Whether such lawsuits will actually materialize remains uncertain.

Buying a volatile cryptocurrency does not automatically create a valid legal claim. Investors would need to establish specific legal grounds, such as false or misleading statements, unlawful promotion, securities-law violations or other actionable conduct. The $TRUMP token’s terms and structure, investor disclosures, marketing language and the facts surrounding individual purchases would all matter.

Still, the scale of the reported losses has made the issue impossible to ignore.

Nansen’s data found that the majority of $TRUMP buyers are now underwater, after the token fell sharply from its early peak. CoinDesk reported that the token’s value had fallen about 96% from its high, while two-thirds of tracked holders were carrying losses.

That collapse has become politically uncomfortable because Trump’s personal earnings tied to crypto have moved in the opposite direction.

Reuters reported that Trump disclosed more than $1.4 billion in income from crypto ventures in 2025, including $635 million connected to memecoin sales and nearly $800 million linked to World Liberty Financial.

A separate Reuters investigation estimated that the Trump family’s crypto ventures had generated roughly $2.3 billion while outside investors suffered major losses across several related ventures. The report emphasized that the figures were based on public filings, blockchain data and market analysis, not a court finding of wrongdoing.

Trump has dismissed criticism of his growing wealth.

When asked recently about the increase in his personal fortune, the president attributed it to broader market gains.
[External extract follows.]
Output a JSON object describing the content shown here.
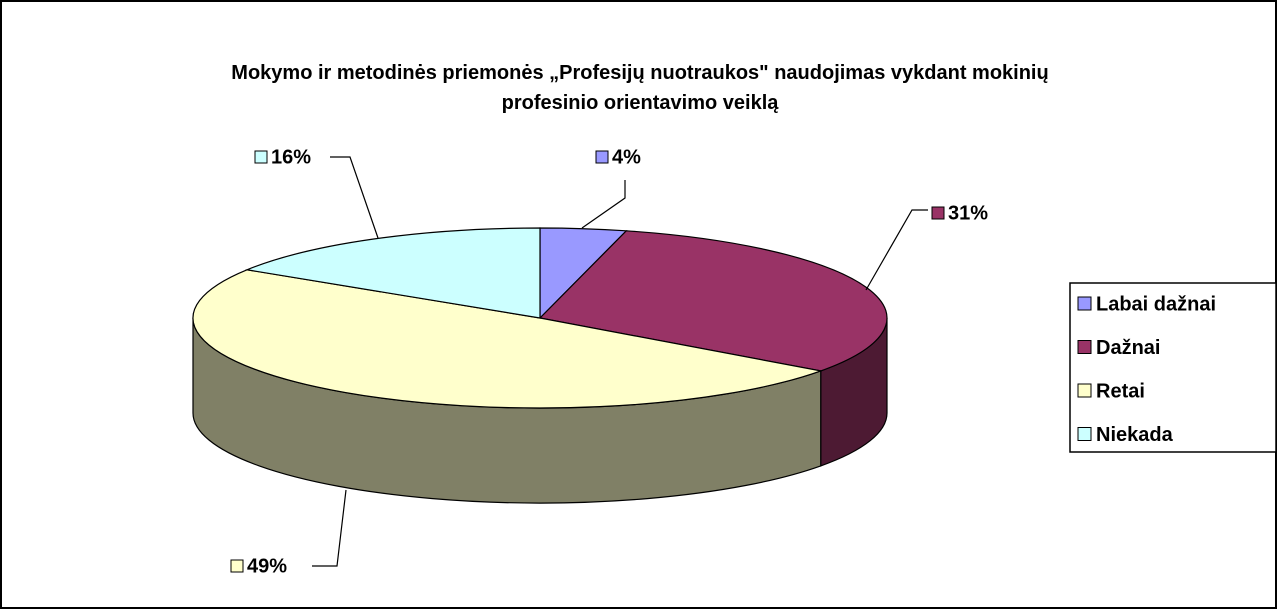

“Because the stock market’s going up, everybody’s profiting,” Trump said.

Stengel rejected that explanation, arguing that many ordinary supporters are not seeing the same benefit.

“I think his supporters would be surprised because they haven’t been benefitting from the stock market like he has,” he said.

The debate over Trump’s crypto businesses has also revived concerns about conflicts of interest.

Presidents are generally exempt from the federal conflict-of-interest statute that applies to many executive branch officials, but ethics experts have long argued that presidents should avoid personal financial arrangements that could create the appearance of foreign influence or policy favoritism. Trump has not placed his businesses into a traditional blind trust, instead using a revocable trust managed by his sons.

The White House has repeatedly denied that Trump or his family engages in conflicts of interest.

But critics argue that the sheer scale of Trump’s crypto earnings, paired with his administration’s role in shaping crypto policy, makes the issue unlike anything modern Washington has seen.

For now, no mass lawsuit has been filed and no court has found Trump liable for investor losses tied to his memecoin.

But Stengel’s warning points to a larger possibility.

Trump may leave office protected from prosecution for many actions taken as president.

That does not mean every legal question surrounding his private business empire will disappear.

And for the millions of people who watched the value of $TRUMP fall, the fight over who profited — and who paid the price — may only be beginning.